In Latin America, only 20% of domestic sewage is treated and 17% of the population lack access to basic sanitation, noted Jean Pierre Ometto, Head of the Earth System Science Center (CCST) at Brazil's National Space Research Institute (INPE), in his presentation during the event.
Because Latin American countries are located in tropical and subtropical regions with biodiversity hotspots, their ecosystems may be severely threatened by the impact of nitrogen deposition, according to the researchers who participated in the event.
"Latin America has undergone rapid urbanization and replacement of traditional farming by mechanized agriculture that makes intense use of nitrogen fertilizer. This has happened without taking into account the problem of reactive nitrogen emissions," said Mercedes Bustamante, a professor at the University of Brasília (UnB).
The increase in reactive nitrogen deposition in the atmosphere is acknowledged to be one of the main reasons for the reduction in plant diversity in natural and semi-natural ecosystems today, Bustamante added, because it acidifies and poisons the soil, among other impacts.
According to Bustamante, however, almost all the available data on the impact of nitrogen deposition in plant diversity comes from studies performed in northern Europe and North America.
"It's very important to obtain data from regions where this problem has recently begun to intensify or is set to do so in the near future, such as Latin America and BRICS," she said.
For example, China uses 400 kg of nitrogen fertilizer per hectare in some areas of horticulture. The average for corn crops in Brazil and South Africa is 120 kg per hectare.
In sub-Saharan Africa, at the opposite extreme, the average is 8 kg per hectare.
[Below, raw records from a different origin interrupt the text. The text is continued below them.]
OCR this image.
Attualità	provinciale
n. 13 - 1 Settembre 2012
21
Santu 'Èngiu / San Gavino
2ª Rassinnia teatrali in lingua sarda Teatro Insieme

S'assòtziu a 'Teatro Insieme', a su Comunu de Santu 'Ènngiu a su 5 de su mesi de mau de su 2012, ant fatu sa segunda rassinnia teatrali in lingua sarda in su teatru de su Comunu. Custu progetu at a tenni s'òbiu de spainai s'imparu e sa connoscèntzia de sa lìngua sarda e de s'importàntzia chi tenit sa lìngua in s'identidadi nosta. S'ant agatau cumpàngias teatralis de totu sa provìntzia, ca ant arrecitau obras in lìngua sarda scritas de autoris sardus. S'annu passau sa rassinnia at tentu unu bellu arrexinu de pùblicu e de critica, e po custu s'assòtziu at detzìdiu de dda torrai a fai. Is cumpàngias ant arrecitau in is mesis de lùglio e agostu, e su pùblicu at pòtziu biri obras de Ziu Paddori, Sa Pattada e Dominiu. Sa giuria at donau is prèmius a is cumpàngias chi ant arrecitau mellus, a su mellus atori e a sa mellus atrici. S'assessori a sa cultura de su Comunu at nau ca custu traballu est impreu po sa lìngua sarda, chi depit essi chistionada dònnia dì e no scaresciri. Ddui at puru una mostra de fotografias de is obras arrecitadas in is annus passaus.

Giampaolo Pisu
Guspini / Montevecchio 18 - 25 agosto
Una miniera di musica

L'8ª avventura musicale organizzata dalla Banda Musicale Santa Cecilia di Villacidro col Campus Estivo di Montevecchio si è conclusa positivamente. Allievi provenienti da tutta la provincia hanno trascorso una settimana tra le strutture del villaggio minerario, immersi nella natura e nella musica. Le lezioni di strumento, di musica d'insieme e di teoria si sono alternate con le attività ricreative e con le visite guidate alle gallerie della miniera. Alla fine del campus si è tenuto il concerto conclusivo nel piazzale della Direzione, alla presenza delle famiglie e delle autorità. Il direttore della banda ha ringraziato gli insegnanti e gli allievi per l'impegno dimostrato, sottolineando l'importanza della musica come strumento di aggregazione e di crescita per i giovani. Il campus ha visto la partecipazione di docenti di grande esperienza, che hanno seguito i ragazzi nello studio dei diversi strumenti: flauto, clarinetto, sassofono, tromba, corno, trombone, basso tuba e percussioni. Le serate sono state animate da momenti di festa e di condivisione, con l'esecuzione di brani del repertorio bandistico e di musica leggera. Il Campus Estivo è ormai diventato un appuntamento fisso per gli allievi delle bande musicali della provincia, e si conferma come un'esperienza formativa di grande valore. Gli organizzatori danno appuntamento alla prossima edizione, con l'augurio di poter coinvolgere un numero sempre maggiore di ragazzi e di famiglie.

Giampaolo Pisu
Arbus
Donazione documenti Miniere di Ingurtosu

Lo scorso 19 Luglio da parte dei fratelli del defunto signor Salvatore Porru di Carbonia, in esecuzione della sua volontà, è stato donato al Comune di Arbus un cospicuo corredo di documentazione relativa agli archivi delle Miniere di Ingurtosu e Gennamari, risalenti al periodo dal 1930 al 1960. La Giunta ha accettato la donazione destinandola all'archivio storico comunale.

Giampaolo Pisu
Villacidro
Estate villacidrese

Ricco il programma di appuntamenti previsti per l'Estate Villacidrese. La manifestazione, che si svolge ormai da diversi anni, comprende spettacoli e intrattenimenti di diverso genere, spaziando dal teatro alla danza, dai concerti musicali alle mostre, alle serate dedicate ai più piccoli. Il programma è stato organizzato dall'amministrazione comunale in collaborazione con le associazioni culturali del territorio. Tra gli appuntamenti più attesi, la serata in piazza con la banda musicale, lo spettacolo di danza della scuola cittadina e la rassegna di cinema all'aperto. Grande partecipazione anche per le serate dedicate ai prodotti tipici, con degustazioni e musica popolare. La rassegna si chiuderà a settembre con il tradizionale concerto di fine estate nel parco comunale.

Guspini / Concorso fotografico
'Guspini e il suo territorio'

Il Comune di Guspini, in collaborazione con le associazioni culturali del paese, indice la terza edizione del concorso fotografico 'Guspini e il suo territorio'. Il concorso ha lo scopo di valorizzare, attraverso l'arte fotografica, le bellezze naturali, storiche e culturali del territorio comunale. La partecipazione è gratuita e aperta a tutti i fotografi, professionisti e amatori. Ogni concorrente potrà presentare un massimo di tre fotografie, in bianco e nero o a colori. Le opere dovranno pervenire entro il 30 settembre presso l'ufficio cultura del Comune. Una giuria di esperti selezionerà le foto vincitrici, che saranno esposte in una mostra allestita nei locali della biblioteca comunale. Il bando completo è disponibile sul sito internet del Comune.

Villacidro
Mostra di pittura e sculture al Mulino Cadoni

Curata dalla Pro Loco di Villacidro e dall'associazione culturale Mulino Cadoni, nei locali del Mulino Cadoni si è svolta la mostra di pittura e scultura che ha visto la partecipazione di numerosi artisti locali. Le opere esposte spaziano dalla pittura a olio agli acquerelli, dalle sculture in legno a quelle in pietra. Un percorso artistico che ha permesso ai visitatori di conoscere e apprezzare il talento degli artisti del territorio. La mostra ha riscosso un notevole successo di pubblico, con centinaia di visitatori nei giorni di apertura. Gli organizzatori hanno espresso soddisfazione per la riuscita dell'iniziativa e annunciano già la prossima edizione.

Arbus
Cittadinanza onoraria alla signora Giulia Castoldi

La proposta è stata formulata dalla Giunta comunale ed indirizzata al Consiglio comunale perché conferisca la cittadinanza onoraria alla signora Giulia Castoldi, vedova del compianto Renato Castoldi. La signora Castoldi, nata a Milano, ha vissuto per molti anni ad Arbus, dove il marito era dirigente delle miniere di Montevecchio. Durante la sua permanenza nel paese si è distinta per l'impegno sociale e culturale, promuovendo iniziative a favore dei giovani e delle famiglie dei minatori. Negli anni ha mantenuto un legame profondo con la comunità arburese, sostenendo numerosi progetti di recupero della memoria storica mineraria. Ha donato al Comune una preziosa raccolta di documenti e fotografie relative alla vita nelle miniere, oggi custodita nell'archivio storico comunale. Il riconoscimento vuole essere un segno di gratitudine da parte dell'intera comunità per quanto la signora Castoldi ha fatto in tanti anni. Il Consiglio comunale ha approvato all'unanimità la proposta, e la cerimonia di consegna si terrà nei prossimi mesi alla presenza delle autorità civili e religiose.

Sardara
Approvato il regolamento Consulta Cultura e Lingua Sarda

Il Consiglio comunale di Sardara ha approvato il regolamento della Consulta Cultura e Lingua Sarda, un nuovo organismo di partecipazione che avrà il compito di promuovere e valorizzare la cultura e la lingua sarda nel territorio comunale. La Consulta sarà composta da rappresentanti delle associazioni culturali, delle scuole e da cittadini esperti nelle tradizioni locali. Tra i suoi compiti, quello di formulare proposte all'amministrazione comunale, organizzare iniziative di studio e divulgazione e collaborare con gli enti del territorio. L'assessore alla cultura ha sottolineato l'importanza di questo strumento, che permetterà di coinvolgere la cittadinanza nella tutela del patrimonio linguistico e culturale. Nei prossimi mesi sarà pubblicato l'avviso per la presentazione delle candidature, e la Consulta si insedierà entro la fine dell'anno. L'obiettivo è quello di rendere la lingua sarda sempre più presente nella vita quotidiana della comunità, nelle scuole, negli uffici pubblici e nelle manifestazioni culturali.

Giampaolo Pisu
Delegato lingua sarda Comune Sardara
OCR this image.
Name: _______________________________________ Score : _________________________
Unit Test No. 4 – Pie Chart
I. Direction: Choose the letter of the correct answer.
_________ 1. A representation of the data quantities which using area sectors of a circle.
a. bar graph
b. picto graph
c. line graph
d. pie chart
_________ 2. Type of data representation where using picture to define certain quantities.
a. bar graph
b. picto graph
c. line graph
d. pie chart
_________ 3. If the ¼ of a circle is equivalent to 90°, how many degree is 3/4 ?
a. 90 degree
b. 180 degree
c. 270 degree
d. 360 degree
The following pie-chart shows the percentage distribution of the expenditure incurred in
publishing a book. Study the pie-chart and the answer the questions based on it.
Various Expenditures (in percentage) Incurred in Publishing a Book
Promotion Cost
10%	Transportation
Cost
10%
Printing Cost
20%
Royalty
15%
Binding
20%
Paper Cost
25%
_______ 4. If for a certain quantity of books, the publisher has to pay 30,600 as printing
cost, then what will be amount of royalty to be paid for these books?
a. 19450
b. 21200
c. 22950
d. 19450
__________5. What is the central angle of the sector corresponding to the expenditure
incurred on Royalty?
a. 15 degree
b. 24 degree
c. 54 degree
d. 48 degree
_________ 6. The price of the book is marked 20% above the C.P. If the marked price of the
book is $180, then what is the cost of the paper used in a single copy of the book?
"Fertilizer use is excessive in some parts of the world, while in other parts there is a deficit," Bustamante said. "There are pronounced regional differences. The countries that need to increase levels of nitrogen fertilizer should avoid following in the footsteps of polluter nations and find more sustainable ways to increase soil fertility."
This recommendation is valid for carbon as well, according to Bustamante. Experts have suggested that less developed or developing countries opt for the low-carbon road to development and avoid following the traditional route.
Based on the view that reactive nitrogen emissions are a global problem despite the regional disparities, Bustamante and a group of scientists from several countries began organizing a global network of scientists to draw attention to the problem in the early 2000s.
Formally established in February 2003, the International Nitrogen Initiative (INI) is sponsored by the Scientific Committee on Problems of the Environment (SCOPE), an intergovernmental agency associated with the United Nations Educational, Scientific & Cultural Organization (UNESCO), and by the International Geosphere-Biosphere Program (IGBP).
The INI aims to interact with decision makers and practitioners to identify management options that optimize the use of nitrogen fertilizer while minimizing the negative effects of reactive nitrogen emissions. The network has regional centers in Europe, North America, Latin America, Africa, and South and East Asia, according to Bustamante.
"The idea is not just to alert decision makers to the impact of growing reactive nitrogen emissions into the atmosphere on the environment, climate and health but also to call attention to the need to create a monitoring network and encourage more research in certain parts of the world, such as Latin America," she said.
The effects of reactive nitrogen deposition on ecosystems are cumulative and detectable only after a long time lag, possibly taking decades to be felt. Moreover, critical levels vary in different biomes, according to Bustamante.
"The critical level for the Atlantic Rainforest, for example, isn't the same as for the Amazon, or for the Cerrado or Caatinga biomes. That's why levels should be monitored," she said.